What This Means for the Future of AI
These findings have significant implications for how we develop and use AI systems:
Training Pipelines: Building More Robust and Equitable LLMs
- Diverse Language Exposure: Training pipelines must include a wider array of diverse languages during long-context extension and instruction tuning. Prioritizing low-resource scripts and ensuring tokenizer stability across non-Latin scripts is crucial to mitigate the widening performance gap.
- Abstention Calibration: Models need to be explicitly calibrated for abstention. Incorporating balanced answerable/unanswerable training across languages can prevent the “none” overuse observed in the study.
- Improved Aggregation Pretraining: Synthetic curricula for counting and frequency analysis over long contexts are needed to address the fundamental weakness in aggregation tasks.
Prompting in Production: Optimizing for Real-World Use
- Careful “None” Usage: Avoid “none” options in prompts unless absolutely necessary. If required, consider adding explicit confidence checks or secondary verification mechanisms to counteract models’ tendency towards conservative failure.
- Strategic Instruction Language: In cross-lingual pipelines, prefer instruction languages that are well-aligned with the model’s instruction-tuning distribution (often English), even if the context is in another language. Expect and account for potential performance swings of up to 20%.
Evaluation Practice: Towards Fairer and More Comprehensive Benchmarking
- Tokenizer-Aware Benchmarking: One tokenizer does not rule them all – The same text can vary dramatically in token count across different AI systems (e.g., a Tamil document measured 42,124 tokens in Google’s system became 103,990 tokens in Qwen’s system). Future evaluations should develop bits-per-byte normalization or multilingual token budget equalization for fairer cross-language comparisons.
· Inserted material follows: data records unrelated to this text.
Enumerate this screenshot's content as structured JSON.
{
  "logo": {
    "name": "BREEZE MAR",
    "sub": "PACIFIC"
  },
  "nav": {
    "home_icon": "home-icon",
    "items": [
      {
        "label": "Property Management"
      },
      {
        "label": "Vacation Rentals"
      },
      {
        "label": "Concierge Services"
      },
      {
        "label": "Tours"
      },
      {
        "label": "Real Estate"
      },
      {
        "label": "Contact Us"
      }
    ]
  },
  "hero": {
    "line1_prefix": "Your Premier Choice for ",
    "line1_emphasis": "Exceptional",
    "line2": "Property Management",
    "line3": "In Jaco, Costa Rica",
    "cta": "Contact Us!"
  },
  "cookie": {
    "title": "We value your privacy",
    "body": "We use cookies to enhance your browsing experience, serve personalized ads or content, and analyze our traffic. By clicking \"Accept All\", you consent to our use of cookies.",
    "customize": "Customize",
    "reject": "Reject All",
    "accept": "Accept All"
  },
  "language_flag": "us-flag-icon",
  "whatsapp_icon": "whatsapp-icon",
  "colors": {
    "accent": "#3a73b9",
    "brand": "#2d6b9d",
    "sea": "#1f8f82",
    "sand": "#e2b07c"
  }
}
- Expand Beyond Synthetic Tasks: While ONERULER provides crucial diagnostic signals, future research should expand to more realistic multilingual tasks (e.g., legal document QA, multi-document summarization) to triangulate these findings with applied performance.
The Path Forward
The release of ONERULER represents an important step toward more equitable AI evaluation. By rigorously testing across 26 languages and multiple context lengths, researchers have created a valuable tool for identifying and addressing the limitations of current systems.
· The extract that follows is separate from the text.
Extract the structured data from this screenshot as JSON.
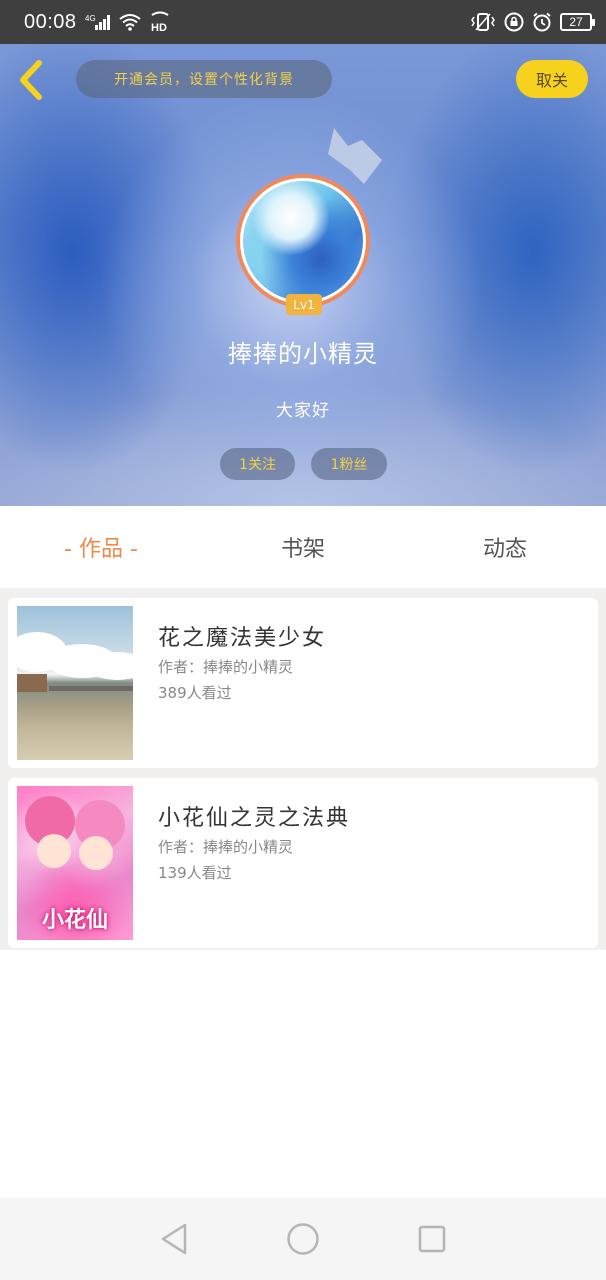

The study reveals that long contexts amplify multilingual disparities, instruction design (especially “none” options) strongly influences outcomes, and aggregation across long inputs remains a major open challenge. The fact that a language like Polish can outperform English in certain contexts, while Chinese unexpectedly struggles, reminds us that AI capabilities don’t always align with our expectations based on training data volume alone.
As AI becomes increasingly integrated into global applications, from multilingual document analysis to cross-cultural communication tools, understanding these disparities becomes crucial. The next frontier in AI development may not be about making models bigger, but about making them more consistently capable across the incredible diversity of human languages and communication contexts. We still have a long way to go before AI can truly understand our world in all its linguistic richness, serving speakers of all languages equally well, whether they’re reading a short article or analyzing an entire library.